Another interesting factoid about the development of jazz discographies and the historicity of music categories: Up until the 1950s, there was very serious opposition to include anything into the category of jazz that was, lo and behold, ‚bebop‘ or ‚cool music‘ – in other words, too ‚refined‘ and not „hot“ (by the way, what happened to that ‚hot‘ jazz category? Note to myself for a chapter on this). This opposition was, according to Epperson’sexcellent book More Important than the Music, most prominently held by French discographer and dixieland-enthusiast Hugues Panassié. To say the least, Panassié was a controversial figure. I mean, you wouldn’t expect someone who is most known for, and owes his Wikipedia-article mostly to, the fact that he did jazz discographies to have an entire chapter on that very article called Selected controversies (as of July 2019). Besides being that obnoxiously belligerent kind of journalist, Panassié was politically right-wing, far, far right. But he loved early jazz, which of course matches up to this weird kind of ‚positive racism‘, holding that ‚only blacks‘ can really create hot, swinging jazz – ‚real jazz‘, as Panassié puts it. It’s a kind of deranged and distorted concept of both love and, uhm, ‚primitiveness‘, something that Rousseau and his ‚natural state‘ might have subscribed to:
„Ironically, Panassié was a Bourbonist and an unabashed social elitist who was attracted to jazz primarily because he believed it represented a sharp break with the increasingly homologized, commercialized culture he thought Anglo-American democratic liberalism was imposing on French society.“
(Epperson 2013, 32f.)
The obnoxious line of argument is that only black musicians were really ‚primitive enough‘ to create that kind of ‚rhythmic hot jazz‘ Panassié happened to like.
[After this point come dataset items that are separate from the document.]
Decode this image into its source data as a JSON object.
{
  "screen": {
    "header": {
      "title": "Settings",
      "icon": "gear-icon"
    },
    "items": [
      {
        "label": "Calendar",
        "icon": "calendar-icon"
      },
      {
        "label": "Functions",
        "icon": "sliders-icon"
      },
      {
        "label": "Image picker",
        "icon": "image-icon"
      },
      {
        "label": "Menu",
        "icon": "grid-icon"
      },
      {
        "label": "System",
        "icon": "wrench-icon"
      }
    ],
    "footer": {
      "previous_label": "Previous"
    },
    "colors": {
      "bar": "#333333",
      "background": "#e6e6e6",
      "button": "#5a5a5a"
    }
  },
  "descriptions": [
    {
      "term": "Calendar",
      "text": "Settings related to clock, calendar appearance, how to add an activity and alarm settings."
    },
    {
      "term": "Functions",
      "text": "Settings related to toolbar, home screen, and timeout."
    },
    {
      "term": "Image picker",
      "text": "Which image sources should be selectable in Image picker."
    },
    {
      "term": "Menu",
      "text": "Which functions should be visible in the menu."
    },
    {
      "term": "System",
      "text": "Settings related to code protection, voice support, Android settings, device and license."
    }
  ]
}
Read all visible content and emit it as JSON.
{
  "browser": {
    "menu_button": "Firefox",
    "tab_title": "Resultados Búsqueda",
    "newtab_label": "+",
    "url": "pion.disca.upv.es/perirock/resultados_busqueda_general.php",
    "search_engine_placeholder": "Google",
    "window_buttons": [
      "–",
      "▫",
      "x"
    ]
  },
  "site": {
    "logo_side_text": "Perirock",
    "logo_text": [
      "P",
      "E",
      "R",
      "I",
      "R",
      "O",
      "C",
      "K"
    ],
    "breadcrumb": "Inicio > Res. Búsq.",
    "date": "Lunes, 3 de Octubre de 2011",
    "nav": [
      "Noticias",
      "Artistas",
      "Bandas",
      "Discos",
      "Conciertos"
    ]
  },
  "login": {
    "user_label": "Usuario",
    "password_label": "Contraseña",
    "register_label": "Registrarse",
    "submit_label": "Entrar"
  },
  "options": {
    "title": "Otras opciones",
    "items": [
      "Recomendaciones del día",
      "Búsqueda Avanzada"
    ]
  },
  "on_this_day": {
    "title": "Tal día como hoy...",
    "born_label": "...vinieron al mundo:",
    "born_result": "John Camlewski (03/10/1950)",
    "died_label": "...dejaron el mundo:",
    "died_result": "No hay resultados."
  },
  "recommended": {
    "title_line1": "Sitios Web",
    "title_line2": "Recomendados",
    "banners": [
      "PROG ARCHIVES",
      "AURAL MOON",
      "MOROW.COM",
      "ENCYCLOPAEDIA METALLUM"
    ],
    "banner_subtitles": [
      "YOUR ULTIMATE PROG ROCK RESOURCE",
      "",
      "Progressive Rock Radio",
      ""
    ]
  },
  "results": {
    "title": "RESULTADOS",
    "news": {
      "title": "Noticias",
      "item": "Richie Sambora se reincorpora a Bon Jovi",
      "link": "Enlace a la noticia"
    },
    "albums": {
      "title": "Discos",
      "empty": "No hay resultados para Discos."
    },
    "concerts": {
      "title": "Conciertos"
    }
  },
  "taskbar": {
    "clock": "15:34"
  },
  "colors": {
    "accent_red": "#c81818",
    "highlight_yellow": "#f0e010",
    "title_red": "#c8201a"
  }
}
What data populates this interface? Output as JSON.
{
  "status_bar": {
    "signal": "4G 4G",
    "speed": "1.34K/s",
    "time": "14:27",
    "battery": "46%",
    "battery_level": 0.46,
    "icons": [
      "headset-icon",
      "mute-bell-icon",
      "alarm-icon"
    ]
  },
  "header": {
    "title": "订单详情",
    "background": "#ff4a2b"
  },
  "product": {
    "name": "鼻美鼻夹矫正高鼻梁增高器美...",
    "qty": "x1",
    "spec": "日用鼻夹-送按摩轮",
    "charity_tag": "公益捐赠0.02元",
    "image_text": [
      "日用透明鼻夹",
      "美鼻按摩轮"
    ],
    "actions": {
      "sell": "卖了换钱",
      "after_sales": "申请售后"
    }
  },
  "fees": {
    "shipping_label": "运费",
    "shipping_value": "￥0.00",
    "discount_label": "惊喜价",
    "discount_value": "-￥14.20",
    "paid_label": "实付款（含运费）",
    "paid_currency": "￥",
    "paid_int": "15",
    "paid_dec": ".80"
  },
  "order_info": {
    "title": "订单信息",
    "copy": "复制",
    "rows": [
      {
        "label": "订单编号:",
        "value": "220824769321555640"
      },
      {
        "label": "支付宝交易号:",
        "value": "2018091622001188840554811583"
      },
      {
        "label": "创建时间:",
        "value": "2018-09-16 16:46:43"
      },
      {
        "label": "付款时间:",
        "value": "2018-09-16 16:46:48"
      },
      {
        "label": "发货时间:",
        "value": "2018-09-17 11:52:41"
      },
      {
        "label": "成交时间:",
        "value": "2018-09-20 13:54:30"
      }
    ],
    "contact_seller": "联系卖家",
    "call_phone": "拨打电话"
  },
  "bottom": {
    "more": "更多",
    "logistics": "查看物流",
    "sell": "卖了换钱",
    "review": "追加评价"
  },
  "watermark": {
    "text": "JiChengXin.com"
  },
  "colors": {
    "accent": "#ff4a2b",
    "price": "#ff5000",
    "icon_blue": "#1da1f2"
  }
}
This went both ways: Panassié didn’t like to include white musicians in his ‚hot discographies‘, because white boys can’t jump – except for Milton „Mezz“ Mezzrow, that is, who happened to be an old personal friend of Panassié and about whom Epperson writes:
„The eccentric Mezzrow was Jewish, but he so deeply believed he shared the essence of the American black psyche that he considered himself black, identifying himself as „Negro“ on his passport and other documents.“
(Epperson 2013, 32)
And Panassié excluded any black musician from his discographies that dared to go beyond what Panassié deemed too schooled to fit his liking of ‚primitively‘ swinging dixieland. So some of the work by the likes of Charlie Parker, Miles Davis and Thelonious Monk didn’t make the cut of his 1950s „jazz“ discographies, because their music was either too ‚refined‘ (bop) and/or, god forbid, ‚cool‘ instead of hot. Panassié’s opinion was that these guys basically waste their (acknowledged) musical talent. Panassié’s idea that only black musicians really can play ‚jazz‘ is, if you look at the history, not exclusive to white right-wing fanatics, to put it diplomatically. Of course, nowadays the idea that bebop isn’t jazz seems absurd, but it’s sometimes informative to take a look at how and why some people try to establish categories and boundaries. Unsurprisingly, this ends up being about identity politics, but the identity Panassié had reserved for the producers of his beloved hot jazz was a pretty vile construct.